“Treat the people’s needs as holy,” Dr. Obery M. Hendricks, Jr. said at an event at the Center for American Progress last Thursday. Hendricks is Professor of Biblical Interpretation at New York Theological Seminary and author of the new book The Politics of Jesus: Rediscovering the True Revolutionary Nature of Jesus’ Teachings and How They Have Been Corrupted. Hendricks suggests in the book that Jesus used seven political strategies—including “treat the people’s needs as holy” as well as “give a voice to the voiceless” and “expose the workings of oppression” —to challenge the established order of things.
“To say that Jesus was a political revolutionary is to say that the message he proclaimed not only called for change in individual hearts but also demanded sweeping and comprehensive change in the political, social, and economic structures in his setting in life: colonized Israel,” Hendricks writes. At the CAP event, Hendricks also addressed another thread in his book: his disappointment with political leaders who profess to be Christian but do not act in ways that reflect Jesus’ teachings. Christianity is about “feeding the hungry, clothing the naked, protecting the most vulnerable,” Hendricks said on Thursday, but some elected officials are “only concerned with their own interests.”
The Center’s event for Hendricks coincided with the 39th anniversary of the death of Dr. Martin Luther King, Jr. —a leader who, Hendricks argued, applied Jesus’ teachings and tactics to his political ideology and actions. Hendricks compared King to Jesus because of the radical nature of both men’s beliefs. “There’s no question in my mind that [King was] one of the foremost practitioners of the politics of Jesus. … He was selfless, he maintained the ethic of love, but that love was taking down the pillars of oppression.”
Hendricks said that both King and Jesus were “fighting against the exploitation of people.” Hendricks argued that such work is what really led both to King’s assassination and Jesus’ crucifixion, which Hendricks referred to as a “political punishment.”

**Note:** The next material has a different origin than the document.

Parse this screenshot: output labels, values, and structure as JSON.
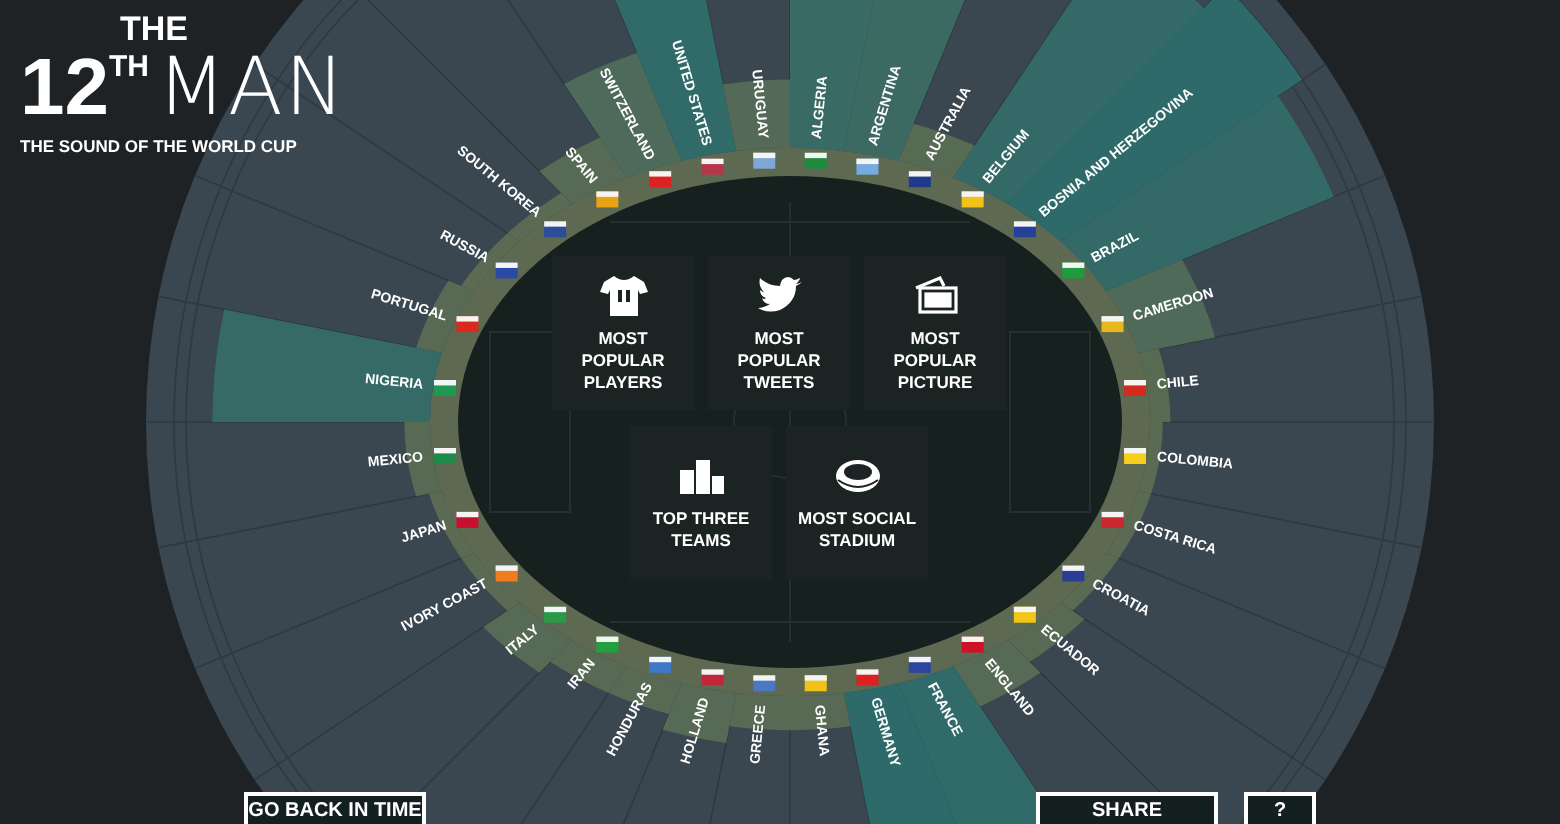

“He was crucified for speaking against the authorities… He was fighting against the way they exploited the people,” explained Hendricks. “[Jesus was] revolutionary in the sense that he worked to make a very radical upheaval in society.”
Hendricks bemoaned how far much of American Christianity has strayed from these principles. “There is no real way to use the teaching of Jesus to oppose or to put focus on same-sex marriage… I am supposed to love my neighbor as myself,” Hendricks argued. “It’s hard for me to turn my back on [a gay person] trying to do right.”
Hendricks also addressed what he perceives as the church’s focus on abortion at the expense of the moral element of other issues that greatly affect people’s lives, like the U.S. government’s response to the aftermath of Hurricane Katrina. The church, Hendricks said, has largely become “more concerned with the unborn—who may never be born—than with the already-born.”
He also maintained that those who argue against the pro-choice side of the abortion debate are contradicted by scripture. “In the book of Exodus, it makes it very clear that an unborn child, or a fetus, is not on the same level as a human being.” The punishment the Bible dictates for harming a pregnant woman is far harsher than that imposed for injuring her unborn child.
Hendricks’ bottom line is that followers of politics—and politicians themselves—should use Jesus’ teachings as a way of evaluating the government’s work. “In the politics of Jesus,” Hendricks writes, “every policy and policy proposal must be judged by Jesus’ yardstick of love and justice.”